The Kansas City Metro will be affected by both the Kansas and Missouri agendas. The state of Kansas is not expected to instigate any bans outright. This is because, as Margolies says, “the Kansas supreme court, two or three years ago, found a right to abortion enshrined in the state contitution. They ruled that a woman’s right to abortion is contained in its Bill of Rights.”
However, there is always the possibility for that ruling to change. “The legislature has proposed a referendum for this coming summer in which they are seeking to overturn the opinion of the Kansas Supreme Court by having voters vote for a Kansas constitutional amendment, which would essentially nullify what the Supreme Court ruled,” says Margolies. So, what could occur in Kansas is generally a toss-up.
Missouri, on the other hand, has both an 8-week abortion ban in consideration that “has been blocked by a federal court judge from Kansas City, Mo. and is up before a federal appeals court,” Margolies notes, as well as a trigger-ban.
“I am guessing that the appeals court will wait to rule until the Supreme Court hands down its ruling in the Mississippi case,” explains Margolies. Yet, due to the trigger-ban alone, it is clear that the Supreme Court overturning Roe v.
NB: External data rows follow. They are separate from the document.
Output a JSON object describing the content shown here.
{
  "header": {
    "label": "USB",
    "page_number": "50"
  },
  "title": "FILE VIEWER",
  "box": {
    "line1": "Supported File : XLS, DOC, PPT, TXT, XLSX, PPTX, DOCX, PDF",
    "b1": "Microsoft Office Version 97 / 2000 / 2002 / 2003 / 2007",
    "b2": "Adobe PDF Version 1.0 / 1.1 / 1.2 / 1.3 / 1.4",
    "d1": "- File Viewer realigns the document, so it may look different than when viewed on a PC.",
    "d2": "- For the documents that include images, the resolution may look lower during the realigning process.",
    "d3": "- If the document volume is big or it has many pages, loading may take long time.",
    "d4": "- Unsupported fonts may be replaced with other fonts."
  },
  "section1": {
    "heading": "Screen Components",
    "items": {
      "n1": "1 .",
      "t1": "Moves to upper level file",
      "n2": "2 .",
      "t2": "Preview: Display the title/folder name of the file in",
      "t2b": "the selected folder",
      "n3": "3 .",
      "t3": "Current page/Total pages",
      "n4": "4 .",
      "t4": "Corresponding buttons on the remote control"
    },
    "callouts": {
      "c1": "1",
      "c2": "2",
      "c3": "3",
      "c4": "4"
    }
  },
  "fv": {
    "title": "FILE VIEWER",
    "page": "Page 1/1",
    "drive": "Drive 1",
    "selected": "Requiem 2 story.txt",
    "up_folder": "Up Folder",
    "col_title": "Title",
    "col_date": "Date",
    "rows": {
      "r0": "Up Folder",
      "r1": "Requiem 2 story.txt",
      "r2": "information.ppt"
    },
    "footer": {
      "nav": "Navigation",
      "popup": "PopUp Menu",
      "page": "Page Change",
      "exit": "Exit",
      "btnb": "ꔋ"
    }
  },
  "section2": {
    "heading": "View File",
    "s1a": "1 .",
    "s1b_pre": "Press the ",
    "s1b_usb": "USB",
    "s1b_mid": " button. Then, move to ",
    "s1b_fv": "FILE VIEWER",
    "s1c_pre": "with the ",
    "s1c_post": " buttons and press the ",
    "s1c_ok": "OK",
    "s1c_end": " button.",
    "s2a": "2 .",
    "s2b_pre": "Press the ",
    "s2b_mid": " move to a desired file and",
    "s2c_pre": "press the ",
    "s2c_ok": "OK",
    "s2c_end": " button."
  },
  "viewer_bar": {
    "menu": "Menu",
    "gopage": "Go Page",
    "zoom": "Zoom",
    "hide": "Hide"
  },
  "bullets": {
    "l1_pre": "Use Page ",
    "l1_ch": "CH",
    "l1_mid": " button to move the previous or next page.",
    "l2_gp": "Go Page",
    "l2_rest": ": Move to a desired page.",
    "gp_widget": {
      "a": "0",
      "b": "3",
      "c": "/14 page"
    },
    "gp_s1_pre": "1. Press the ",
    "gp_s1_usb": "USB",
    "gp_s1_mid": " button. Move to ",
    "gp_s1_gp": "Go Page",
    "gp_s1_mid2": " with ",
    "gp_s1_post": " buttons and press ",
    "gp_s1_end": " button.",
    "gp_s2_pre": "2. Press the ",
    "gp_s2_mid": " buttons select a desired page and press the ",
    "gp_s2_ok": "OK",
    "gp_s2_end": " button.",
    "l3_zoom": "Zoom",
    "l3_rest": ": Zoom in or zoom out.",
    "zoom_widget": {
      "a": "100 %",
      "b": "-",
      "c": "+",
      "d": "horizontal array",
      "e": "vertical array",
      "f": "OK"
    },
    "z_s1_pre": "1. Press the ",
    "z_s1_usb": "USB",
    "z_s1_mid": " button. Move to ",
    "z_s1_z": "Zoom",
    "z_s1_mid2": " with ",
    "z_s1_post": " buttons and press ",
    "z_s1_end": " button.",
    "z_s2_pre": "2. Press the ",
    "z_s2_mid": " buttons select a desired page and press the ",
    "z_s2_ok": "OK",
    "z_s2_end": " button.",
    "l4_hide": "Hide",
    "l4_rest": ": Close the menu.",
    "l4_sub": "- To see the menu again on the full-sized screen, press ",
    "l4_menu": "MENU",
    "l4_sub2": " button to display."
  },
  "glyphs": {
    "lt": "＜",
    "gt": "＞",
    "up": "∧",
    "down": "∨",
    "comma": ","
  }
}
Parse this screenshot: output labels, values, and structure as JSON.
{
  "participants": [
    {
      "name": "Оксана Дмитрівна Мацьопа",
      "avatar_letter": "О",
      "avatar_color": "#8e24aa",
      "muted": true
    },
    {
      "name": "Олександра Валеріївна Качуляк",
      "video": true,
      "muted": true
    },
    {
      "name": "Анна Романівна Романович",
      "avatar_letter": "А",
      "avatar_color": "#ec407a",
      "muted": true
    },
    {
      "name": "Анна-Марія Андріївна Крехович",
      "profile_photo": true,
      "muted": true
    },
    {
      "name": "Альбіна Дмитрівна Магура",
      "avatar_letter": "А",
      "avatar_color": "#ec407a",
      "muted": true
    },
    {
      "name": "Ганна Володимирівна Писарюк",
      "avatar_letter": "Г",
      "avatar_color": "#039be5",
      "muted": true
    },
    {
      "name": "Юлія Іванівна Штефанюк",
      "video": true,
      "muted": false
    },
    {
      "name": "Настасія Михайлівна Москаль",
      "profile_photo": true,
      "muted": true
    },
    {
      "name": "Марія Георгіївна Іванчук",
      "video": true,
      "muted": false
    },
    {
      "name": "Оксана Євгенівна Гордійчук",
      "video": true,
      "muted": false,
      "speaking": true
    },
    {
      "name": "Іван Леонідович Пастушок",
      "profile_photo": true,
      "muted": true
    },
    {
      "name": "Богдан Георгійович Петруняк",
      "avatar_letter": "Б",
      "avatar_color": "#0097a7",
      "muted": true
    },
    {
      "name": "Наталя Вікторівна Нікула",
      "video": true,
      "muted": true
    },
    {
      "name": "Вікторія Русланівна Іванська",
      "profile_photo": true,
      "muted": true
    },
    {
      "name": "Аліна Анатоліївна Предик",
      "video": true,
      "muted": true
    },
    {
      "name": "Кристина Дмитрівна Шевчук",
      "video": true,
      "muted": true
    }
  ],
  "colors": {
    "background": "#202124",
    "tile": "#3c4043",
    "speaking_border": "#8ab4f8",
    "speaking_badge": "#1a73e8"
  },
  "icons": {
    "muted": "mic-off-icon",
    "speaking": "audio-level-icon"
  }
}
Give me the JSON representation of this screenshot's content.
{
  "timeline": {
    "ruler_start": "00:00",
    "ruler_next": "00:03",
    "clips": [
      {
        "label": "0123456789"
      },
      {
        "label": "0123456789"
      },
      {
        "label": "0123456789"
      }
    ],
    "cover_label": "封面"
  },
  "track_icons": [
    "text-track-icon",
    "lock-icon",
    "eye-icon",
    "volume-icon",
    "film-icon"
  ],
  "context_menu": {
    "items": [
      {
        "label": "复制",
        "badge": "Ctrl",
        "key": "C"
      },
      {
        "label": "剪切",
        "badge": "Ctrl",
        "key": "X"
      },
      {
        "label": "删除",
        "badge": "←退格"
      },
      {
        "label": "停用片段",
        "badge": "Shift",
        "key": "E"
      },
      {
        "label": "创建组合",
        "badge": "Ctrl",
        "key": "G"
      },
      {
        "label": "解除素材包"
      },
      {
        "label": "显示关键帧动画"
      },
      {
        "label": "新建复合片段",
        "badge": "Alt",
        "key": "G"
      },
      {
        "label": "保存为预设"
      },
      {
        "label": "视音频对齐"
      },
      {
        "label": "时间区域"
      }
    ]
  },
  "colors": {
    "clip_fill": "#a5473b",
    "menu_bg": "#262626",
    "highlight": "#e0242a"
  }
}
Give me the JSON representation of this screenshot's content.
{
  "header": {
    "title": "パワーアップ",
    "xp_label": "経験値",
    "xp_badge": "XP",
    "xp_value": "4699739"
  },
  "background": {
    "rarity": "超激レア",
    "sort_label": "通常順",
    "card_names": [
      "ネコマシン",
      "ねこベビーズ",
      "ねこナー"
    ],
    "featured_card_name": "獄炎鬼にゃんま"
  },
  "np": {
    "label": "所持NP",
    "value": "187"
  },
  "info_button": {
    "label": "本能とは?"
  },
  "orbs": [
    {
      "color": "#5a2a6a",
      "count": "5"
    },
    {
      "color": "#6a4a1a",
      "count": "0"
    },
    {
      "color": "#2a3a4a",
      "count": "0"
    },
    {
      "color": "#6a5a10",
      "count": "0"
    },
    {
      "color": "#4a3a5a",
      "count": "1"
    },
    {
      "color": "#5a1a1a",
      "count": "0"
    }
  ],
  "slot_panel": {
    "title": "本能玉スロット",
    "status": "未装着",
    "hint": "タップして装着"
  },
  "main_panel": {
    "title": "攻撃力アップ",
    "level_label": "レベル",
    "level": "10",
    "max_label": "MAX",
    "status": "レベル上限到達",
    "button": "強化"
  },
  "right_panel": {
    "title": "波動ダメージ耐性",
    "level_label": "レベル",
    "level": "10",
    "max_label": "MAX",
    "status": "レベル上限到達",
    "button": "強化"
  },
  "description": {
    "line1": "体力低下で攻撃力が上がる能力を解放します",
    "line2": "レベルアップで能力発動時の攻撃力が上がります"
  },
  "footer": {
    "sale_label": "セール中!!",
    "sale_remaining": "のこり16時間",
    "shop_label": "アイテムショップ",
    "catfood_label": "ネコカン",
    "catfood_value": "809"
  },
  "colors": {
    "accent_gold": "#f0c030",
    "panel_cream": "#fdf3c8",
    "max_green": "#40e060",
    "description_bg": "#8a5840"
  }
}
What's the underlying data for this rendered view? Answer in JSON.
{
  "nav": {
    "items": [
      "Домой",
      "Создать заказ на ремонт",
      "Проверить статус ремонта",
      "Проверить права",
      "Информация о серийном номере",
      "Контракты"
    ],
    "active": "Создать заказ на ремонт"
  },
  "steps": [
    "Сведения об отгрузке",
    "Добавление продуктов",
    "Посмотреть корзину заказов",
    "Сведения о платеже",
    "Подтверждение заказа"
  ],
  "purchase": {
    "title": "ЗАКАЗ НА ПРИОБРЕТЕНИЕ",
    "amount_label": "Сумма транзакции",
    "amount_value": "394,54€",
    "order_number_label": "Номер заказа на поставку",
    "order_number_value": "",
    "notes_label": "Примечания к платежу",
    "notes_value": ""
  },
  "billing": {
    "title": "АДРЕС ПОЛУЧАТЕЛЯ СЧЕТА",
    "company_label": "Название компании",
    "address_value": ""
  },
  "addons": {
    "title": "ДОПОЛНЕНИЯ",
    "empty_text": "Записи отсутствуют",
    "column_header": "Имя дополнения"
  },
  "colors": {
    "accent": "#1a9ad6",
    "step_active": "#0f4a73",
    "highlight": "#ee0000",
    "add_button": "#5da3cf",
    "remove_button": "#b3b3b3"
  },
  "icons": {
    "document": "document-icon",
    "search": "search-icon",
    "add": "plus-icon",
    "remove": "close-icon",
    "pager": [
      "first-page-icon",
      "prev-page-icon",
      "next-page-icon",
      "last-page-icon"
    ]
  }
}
Wade (1973) would result in ending legal abortion access in Missouri regardless.
So, for many Kansas City natives, the stakes are high and their abortion rights are in immediate danger. And, if the Supreme Court does end up overturning Roe v. Wade (1973), safe abortions across the entire country will be much less accessible, regardless of legality, because, in reality, banning abortions will not stop them from occuring. Ending Roe would also result in drastically higher conviction rates for illegal abortions than were present before 1973, when Roe legalized abortion for the first time.
So despite differing stances people may have on abortion, it is evident that the tailend of both the Texas and Mississippi cases will undoubtebly result in major challenges the country will have to face. And circumstances continue to change; on Dec. 10, the Supreme Court officially ruled on the Texas law that the six-week ban will remain in place. So although the Mississippi case may be the primary law putting Roe in danger, S.B. 8 is nonetheless impacting the country.
However, the uncertainty regarding where Roe may stand months from now remains a significant cause. 54% of a polled US population sample are fully in favor of keeping Roe and full access to abortions, so whatever the Supreme Court may decide and however the country may look a year from now, its circumstances will unquestionably involve public disapproval and national havoc.